In [None]:
!pip install rdkit
!pip install torch
!pip install allennlp

In [None]:
import torch
import pickle as pi
import pandas as pd
import numpy as np
import rdkit
from rdkit import Chem
from rdkit.Chem import Descriptors, rdMolDescriptors
import tensorflow as tf

In [None]:
clf = pi.load(open('weights/clf.pkl', 'rb'))

In [None]:
drug = 'CN1C=NC2=C1C(=O)N(C)C(=O)N2C'

In [None]:
generated_example = 'NC(=O)CN1CCCC1=O'

In [None]:
def generate_descriptors(smiles):
  
  descriptor_names = list(rdMolDescriptors.Properties.GetAvailableProperties())
  get_descriptors = rdMolDescriptors.Properties(descriptor_names)
  
  molecule_object = Chem.MolFromSmiles(smiles)
  final_descriptors = np.array(get_descriptors.ComputeProperties(molecule_object)).reshape((-1, 43))

  return final_descriptors


def get_clf_input(coformer_smiles, drug_smiles=drug):

  drug_descriptors, coformer_descriptors = generate_descriptors(drug_smiles), generate_descriptors(coformer_smiles)

  final_input = np.concatenate((drug_descriptors, coformer_descriptors), axis=1)

  return final_input


def calculate_clf_error(coformer_smiles, desired_clf_output=1, drug_smiles=drug, classifier=clf):

  clf_input = get_clf_input(coformer_smiles, drug_smiles)
  clf_prediction = classifier.predict_proba(clf_input)[:,desired_clf_output]

  error = tf.keras.metrics.binary_crossentropy(desired_clf_output, 
                                               clf_prediction)

  return float(error)

### Объединенная модель

In [None]:
from model import MolGen

In [None]:
#создание списка SMILES
with open('/content/database_cof_100smb_kekule.csv', "r") as file:
  data = [molecule.replace('\n', '') for molecule in file]

In [None]:
#загрузка предобученной только на ChemBL генеративной модели и ее дообучение
# gan_mol = pi.load(open('weights/gan_mol7_50ksteps_100symb_kekuke.pkl', 'rb'))
gan_mol = MolGen(data=data, clf_path='weights/clf.pkl')
gan_mol.load('weights/gan_mol7_50ksteps_100symb_kekuke.pkl')

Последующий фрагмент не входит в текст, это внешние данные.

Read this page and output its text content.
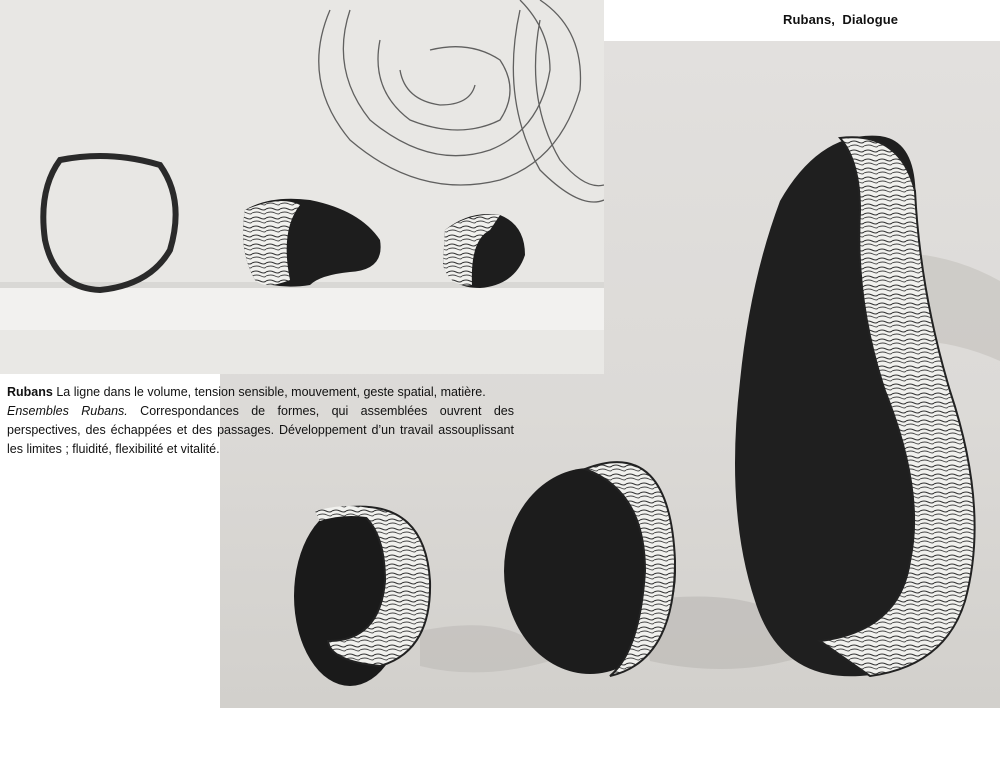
Rubans,  Dialogue

Rubans La ligne dans le volume, tension sensible, mouvement, geste spatial, matière.

Ensembles Rubans. Correspondances de formes, qui assemblées ouvrent des perspectives, des échappées et des passages. Développement d’un travail assouplissant les limites ; fluidité, flexibilité et vitalité.
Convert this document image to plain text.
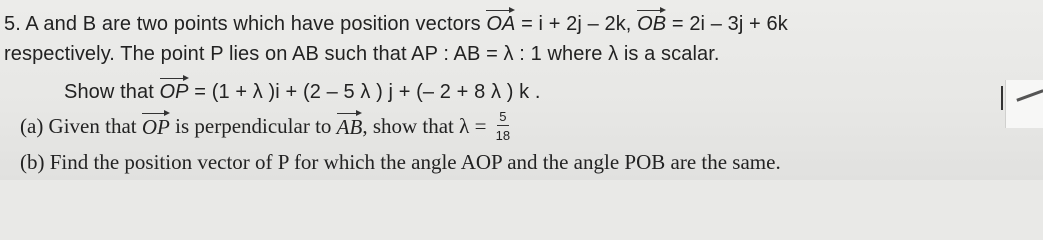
5. A and B are two points which have position vectors OA = i + 2j – 2k, OB = 2i – 3j + 6k
respectively. The point P lies on AB such that AP : AB = λ : 1 where λ is a scalar.
Show that OP = (1 + λ )i + (2 – 5 λ ) j + (– 2 + 8 λ ) k .
(a) Given that OP is perpendicular to AB , show that $\lambda = \frac{5}{18}$
(b) Find the position vector of P for which the angle AOP and the angle POB are the same.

# загрузчик данных для модели
loader = gan_mol.create_dataloader(data, batch_size=20, shuffle=True, num_workers=10)

In [None]:
# train model for 10000 steps
gan_mol.train()

In [None]:
import warnings #возникает одна и та же ошибка
warnings.filterwarnings('ignore')

gan_mol.train_n_steps(loader, max_step=1000, evaluate_every=10)

### График измененеие clf loss в процессе обучения

In [None]:
import matplotlib.pyplot as plt

In [None]:
x1 = np.arange(100)
x2 = np.arange(100)

In [None]:
# построение графика
plt.figure(figsize=(15,10))
plt.plot(x1, y1, label = "Предобученная на коформерах модель")
plt.plot(x2, y2, label = "Предобученной только на ChemBL модель")
plt.title('Изменение clf loss в процессе обучения')
plt.xlabel('Итерация обучения')
plt.ylabel('clf loss mean')
plt.legend()
plt.show()